Granato saw that firsthand when he played for the Badgers from 1983 to 1987, earning a Hobey Baker Award finalist nod as a senior. His associates did, too — Don Granato as a player and Osiecki in playing and assistant coaching stints.But they have some rebuilding to do in all of the aspects that Tony Granato mentioned.
Wisconsin fired Eaves last month with three years left on his contract after a second straight season of a record that was seen as unfitting for a program as decorated as the Badgers’.
A team that has won six national championships and was a No. 1 seed in the NCAA tournament just two years ago slipped to a total of 12 victories over the last two seasons and a pair of last-place finishes in the Big Ten.At the same time, declines in season ticket sales and attendance were reaching their nadir.
So a big-time hire was in order for Wisconsin athletic director Barry Alvarez, who said he initially called Tony Granato, an assistant coach with the NHL’s Detroit Red Wings, to get his input on the future course for the program.
Don Granato and Osiecki were on Alvarez’s short list along with Badgers women’s coach Mark Johnson.
“The different people that I talked to, that I relied on, they all started the same way: ‘Well, Tony’s the guy but he won’t be interested because he’s an NHL guy,'” Alvarez said. “And then [Osiecki] and Donny and Mark Johnson. Everybody that I talked to, those were the names that came up.”
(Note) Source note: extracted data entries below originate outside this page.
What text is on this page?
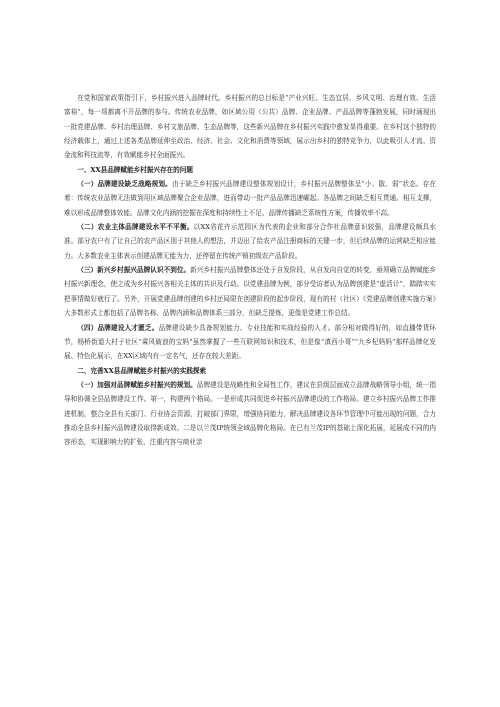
在党和国家政策指引下，乡村振兴进入品牌时代。乡村振兴的总目标是“产业兴旺、生态宜居、乡风文明、治理有效、生活富裕”，每一项都离不开品牌的参与。传统农业品牌，如区域公用（公共）品牌、企业品牌、产品品牌等蓬勃发展，同时涌现出一批党建品牌、乡村治理品牌、乡村文旅品牌、生态品牌等，这些新兴品牌在乡村振兴实践中愈发显得重要。在乡村这个独特的经济载体上，通过上述各类品牌延伸至政治、经济、社会、文化和消费等领域，展示出乡村的独特竞争力，以此吸引人才流、资金流和科技流等，有效赋能乡村全面振兴。

一、XX县品牌赋能乡村振兴存在的问题

（一）品牌建设缺乏战略规划。由于缺乏乡村振兴品牌建设整体规划设计，乡村振兴品牌整体呈“小、散、弱”状态。存在着：传统农业品牌无法做到用区域品牌聚合企业品牌，进而带动一批产品品牌迅速崛起。各品牌之间缺乏相互贯通、相互支撑，难以形成品牌整体效能。品牌文化内涵的挖掘在深度和持续性上不足。品牌传播缺乏系统性方案，传播效率不高。

（二）农业主体品牌建设水平不平衡。以XX省花卉示范园区为代表的企业和部分合作社品牌意识较强，品牌建设颇具水准。部分农户有了让自己的农产品区别于其他人的想法，并迈出了给农产品注册商标的关键一步，但后续品牌的运营缺乏相应能力。大多数农业主体表示创建品牌无能为力，还停留在传统产销初级农产品阶段。

（三）新兴乡村振兴品牌认识不到位。新兴乡村振兴品牌整体还处于自发阶段，从自发向自觉的转变，亟须确立品牌赋能乡村振兴新理念，使之成为乡村振兴各相关主体的共识及行动。以党建品牌为例，部分受访者认为品牌创建是“虚活计”，踏踏实实把事情做好就行了。另外，开展党建品牌创建的乡村还局限在创建阶段的起步阶段，现有的村（社区）《党建品牌创建实施方案》大多数形式上都包括了品牌名称、品牌内涵和品牌体系三部分，但缺乏提炼，更像是党建工作总结。

（四）品牌建设人才匮乏。品牌建设缺少具备规划能力、专业技能和实战经验的人才。部分相对做得好的，如直播带货环节，杨桥街道大村子社区“乘风破浪的宝妈”虽然掌握了一些互联网知识和技术，但是像“滇西小哥”“九乡杞妈妈”那样品牌化发展、特色化展示，在XX区域内有一定名气，还存在较大差距。

二、完善XX县品牌赋能乡村振兴的实践探索

（一）加强对品牌赋能乡村振兴的规划。品牌建设是战略性和全局性工作，建议在县级层面成立品牌战略领导小组，统一指导和协调全县品牌建设工作。第一，构建两个格局。一是形成共同促进乡村振兴品牌建设的工作格局。建立乡村振兴品牌工作推进机制，整合全县有关部门、行业协会资源，打破部门界限，增强协同能力，解决品牌建设各环节管理中可能出现的问题，合力推动全县乡村振兴品牌建设取得新成效。二是以兰茂IP统领全域品牌化格局。在已有兰茂IP的基础上深化拓展，延展成不同的内容形态，实现影响力的扩张，注重内容与商业亲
But Alvarez casually threw into the conversation a question on whether Tony Granato, who has two-plus seasons of NHL head coaching experience with the Colorado Avalanche, would ever want to be the Badgers’ coach.
“My initial reaction was absolutely,” Tony Granato said, “but only on the condition that I could bring these two guys with me as my associate coaches.”
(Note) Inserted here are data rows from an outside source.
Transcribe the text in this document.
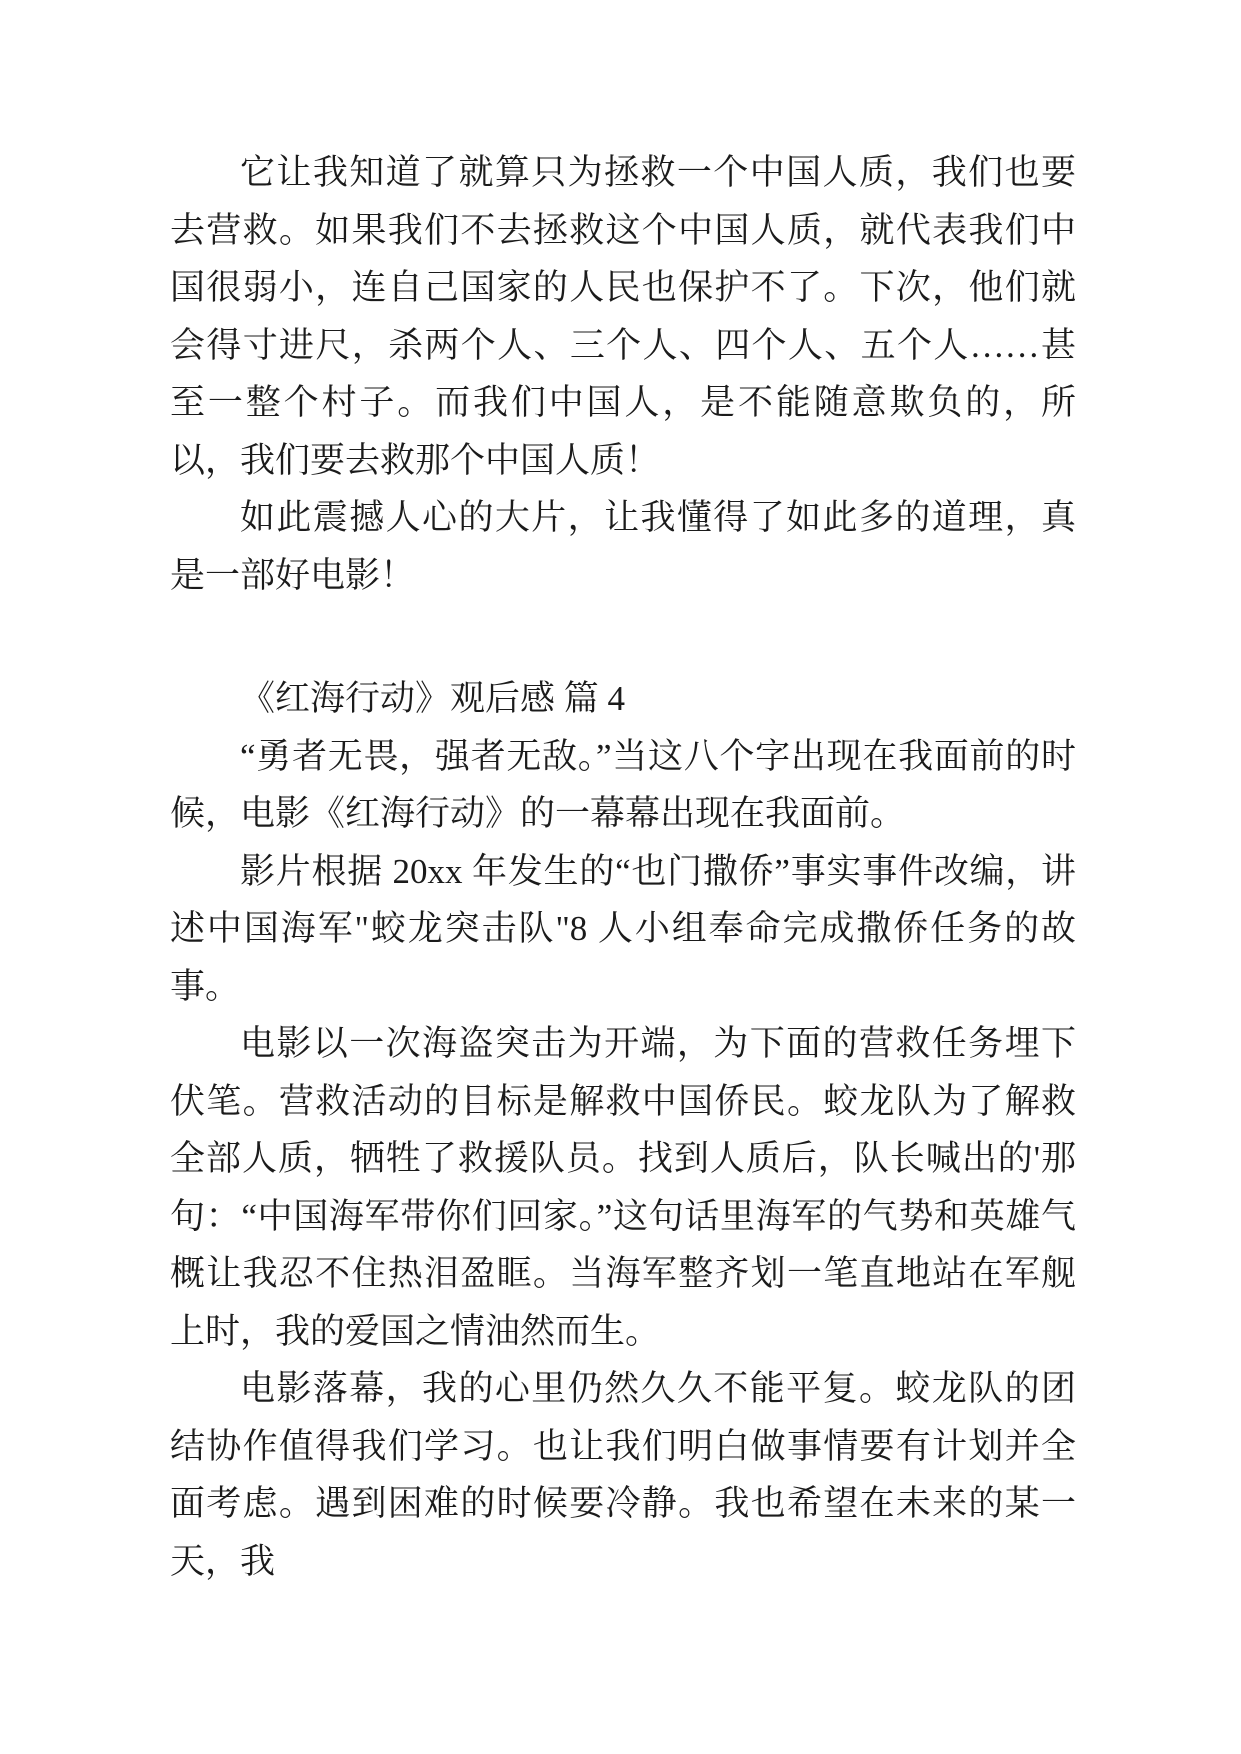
它让我知道了就算只为拯救一个中国人质，我们也要去营救。如果我们不去拯救这个中国人质，就代表我们中国很弱小，连自己国家的人民也保护不了。下次，他们就会得寸进尺，杀两个人、三个人、四个人、五个人……甚至一整个村子。而我们中国人，是不能随意欺负的，所以，我们要去救那个中国人质！

如此震撼人心的大片，让我懂得了如此多的道理，真是一部好电影！

《红海行动》观后感 篇 4

“勇者无畏，强者无敌。”当这八个字出现在我面前的时候，电影《红海行动》的一幕幕出现在我面前。

影片根据 20xx 年发生的“也门撒侨”事实事件改编，讲述中国海军"蛟龙突击队"8 人小组奉命完成撒侨任务的故事。

电影以一次海盗突击为开端，为下面的营救任务埋下伏笔。营救活动的目标是解救中国侨民。蛟龙队为了解救全部人质，牺牲了救援队员。找到人质后，队长喊出的'那句：“中国海军带你们回家。”这句话里海军的气势和英雄气概让我忍不住热泪盈眶。当海军整齐划一笔直地站在军舰上时，我的爱国之情油然而生。

电影落幕，我的心里仍然久久不能平复。蛟龙队的团结协作值得我们学习。也让我们明白做事情要有计划并全面考虑。遇到困难的时候要冷静。我也希望在未来的某一天，我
A few more phone calls later, the Badgers had a staff that turned some heads when word started getting out last weekend.
“I think it brings excitement and energy to the program,” Alvarez said.The move came at a time when interest in the team seemed to be waning in Madison, with attendance in 2015-16 reaching a low for the 18-season Kohl Center era.
Season ticket sales fell 23 percent after the Badgers went 4-26-5 in 2014-15, with totals less than half of the level they reached the season after Wisconsin won its most recent NCAA championship in 2006.
Tony Granato, 51, who played in 853 NHL regular season and playoff games over 13 seasons, said the Badgers needed to put people back in the seats by playing the kind of hockey that will make fans want to return.
“The game of hockey is entertainment,” he said. “We need people in the seats to enjoy our product. So we’re looking to play the same type of game that maybe we played in Pittsburgh, the same type of game we play in Detroit: an exciting brand with skill.”